At a presentation during the 60th annual meeting of the American Society of Tropical Medicine and Hygiene, three leaders in malaria vaccine development announced their collaboration of assessing a potential vaccine candidate designed to prevent transmission of malaria from mosquitoes to humans. Researchers believe that the type of vaccine could contribute to the eventual eradication of malaria.

The partners – the PATH Malaria Vaccine Initiative (MVI), the National Institute of Allergy and Infectious Diseases (NIAID) and the Johns Hopkins Bloomberg School of Public Health Center for Immunization Research (CIR) – will collaborate on conducting a Phase 1 clinical trial in healthy adults to assess the safety and immunogenicity of the protein Pfs25 in a conjugated vaccine developed at NIAID.

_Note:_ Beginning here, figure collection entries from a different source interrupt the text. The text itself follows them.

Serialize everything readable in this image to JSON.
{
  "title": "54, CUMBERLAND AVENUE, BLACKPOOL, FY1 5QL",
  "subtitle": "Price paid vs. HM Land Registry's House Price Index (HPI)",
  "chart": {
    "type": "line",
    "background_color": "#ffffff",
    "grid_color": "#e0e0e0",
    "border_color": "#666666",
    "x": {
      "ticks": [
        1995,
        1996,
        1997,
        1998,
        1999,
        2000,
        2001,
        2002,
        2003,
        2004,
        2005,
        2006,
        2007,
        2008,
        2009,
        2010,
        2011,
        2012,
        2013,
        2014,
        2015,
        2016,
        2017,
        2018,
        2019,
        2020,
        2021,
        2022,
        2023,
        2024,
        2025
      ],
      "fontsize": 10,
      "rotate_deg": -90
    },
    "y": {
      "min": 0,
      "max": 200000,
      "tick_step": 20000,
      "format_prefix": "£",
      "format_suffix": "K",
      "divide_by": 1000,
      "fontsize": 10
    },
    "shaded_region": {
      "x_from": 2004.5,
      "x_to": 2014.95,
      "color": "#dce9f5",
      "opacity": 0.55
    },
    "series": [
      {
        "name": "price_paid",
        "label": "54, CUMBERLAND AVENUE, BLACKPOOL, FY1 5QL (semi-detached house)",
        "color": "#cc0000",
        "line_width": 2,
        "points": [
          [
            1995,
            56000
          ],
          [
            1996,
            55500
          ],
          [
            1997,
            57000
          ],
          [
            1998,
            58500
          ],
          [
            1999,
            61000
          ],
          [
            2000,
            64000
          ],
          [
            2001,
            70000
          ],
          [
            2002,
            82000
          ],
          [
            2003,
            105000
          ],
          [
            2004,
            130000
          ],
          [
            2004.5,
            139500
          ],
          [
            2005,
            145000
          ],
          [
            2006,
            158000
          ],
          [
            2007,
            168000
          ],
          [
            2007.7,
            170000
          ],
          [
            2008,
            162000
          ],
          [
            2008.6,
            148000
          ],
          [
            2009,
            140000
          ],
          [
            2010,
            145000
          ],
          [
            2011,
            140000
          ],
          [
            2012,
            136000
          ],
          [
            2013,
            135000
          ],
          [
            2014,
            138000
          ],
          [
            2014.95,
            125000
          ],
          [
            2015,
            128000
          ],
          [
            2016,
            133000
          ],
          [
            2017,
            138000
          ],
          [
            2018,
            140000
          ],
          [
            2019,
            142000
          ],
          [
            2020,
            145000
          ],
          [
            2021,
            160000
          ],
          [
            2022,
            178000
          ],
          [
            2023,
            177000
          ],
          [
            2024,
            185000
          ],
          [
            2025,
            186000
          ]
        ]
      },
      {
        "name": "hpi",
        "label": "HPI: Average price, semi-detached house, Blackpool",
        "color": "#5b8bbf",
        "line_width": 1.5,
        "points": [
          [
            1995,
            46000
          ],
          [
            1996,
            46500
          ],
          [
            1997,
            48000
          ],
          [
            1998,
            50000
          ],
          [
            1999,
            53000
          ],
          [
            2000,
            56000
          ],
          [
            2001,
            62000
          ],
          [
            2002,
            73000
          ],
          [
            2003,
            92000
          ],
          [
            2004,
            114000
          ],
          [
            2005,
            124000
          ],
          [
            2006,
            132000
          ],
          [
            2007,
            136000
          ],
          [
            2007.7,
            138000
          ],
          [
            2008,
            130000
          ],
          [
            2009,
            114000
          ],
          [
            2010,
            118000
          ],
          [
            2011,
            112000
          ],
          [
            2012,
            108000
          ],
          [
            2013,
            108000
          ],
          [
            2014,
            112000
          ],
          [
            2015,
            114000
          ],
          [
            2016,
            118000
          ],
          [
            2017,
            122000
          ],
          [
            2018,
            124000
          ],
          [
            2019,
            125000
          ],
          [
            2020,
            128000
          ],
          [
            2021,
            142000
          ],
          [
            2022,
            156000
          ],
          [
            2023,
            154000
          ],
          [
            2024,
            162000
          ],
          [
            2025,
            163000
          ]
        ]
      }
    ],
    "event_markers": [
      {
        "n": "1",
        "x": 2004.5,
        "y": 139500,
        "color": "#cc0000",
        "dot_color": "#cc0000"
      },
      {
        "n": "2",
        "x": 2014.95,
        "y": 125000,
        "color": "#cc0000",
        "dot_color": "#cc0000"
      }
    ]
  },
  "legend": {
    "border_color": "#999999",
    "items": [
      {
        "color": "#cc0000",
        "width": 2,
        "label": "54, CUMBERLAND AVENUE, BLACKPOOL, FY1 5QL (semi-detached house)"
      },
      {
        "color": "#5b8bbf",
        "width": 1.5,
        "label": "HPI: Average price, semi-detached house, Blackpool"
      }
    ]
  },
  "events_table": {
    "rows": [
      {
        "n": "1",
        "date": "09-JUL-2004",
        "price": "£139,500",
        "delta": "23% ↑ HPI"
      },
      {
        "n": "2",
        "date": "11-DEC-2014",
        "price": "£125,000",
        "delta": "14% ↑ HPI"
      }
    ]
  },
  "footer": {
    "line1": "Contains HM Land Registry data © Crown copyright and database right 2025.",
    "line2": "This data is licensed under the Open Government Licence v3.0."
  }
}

Malaria claims almost 800,000 lives each year, with most of the victims being African children younger than 5 years. The battle against the disease has been challenging, as both the parasite and the mosquito host are highly adaptive and have survived for thousands of years. Even though drugs and insecticides have had a substantial effect on the burden of disease, the resistance of the parasite and mosquito continues to pose an ongoing threat.

The TBV Pfs25 approach aims to block malaria from being transmitted from mosquitoes to humans by preventing the malaria parasite from developing in the mosquito, and although such a vaccine would not directly protect an immunized individual from developing clinical malaria, it would reduce the chances that others in the community contract malaria by preventing the spread of infection by the mosquito.

A transmission-blocking vaccine (TBV) would work in combination with drugs and insecticides by blocking the transmission of the parasite. This would decrease the demand on other measures, therefore slowing the development of resistance and subsequently extend their effectiveness.
v Ashley Birkett, PhD, director of research and development at MVI, said:

“This is the first clinical trial supported by MVI to use a transmission-blocking approach. This is the first step in what is typically a long process of evaluation. Nonetheless, we are excited by the potential of TBVs to significantly limit the spread of malaria infection. Eradication of malaria may be decades away, but we believe a successful TBV – used alongside safe and effective drugs, insecticides, bed nets, and possibly a malaria vaccine that protects the individual against infection and disease – would be essential to achieving that goal.”

Kawsar Talaat, MD, clinical principal investigator and assistant scientist at the Bloomberg School added:

“The Pfs25 vaccine and other transmission blocking vaccines are unique in their approach in that they target a key stage of the malaria parasite’s lifecycle rather than attempting to build immunity to malaria in humans. We’ll need many tools to defeat malaria and an effective transmission-blocking vaccine could go a long way toward achieving that goal.”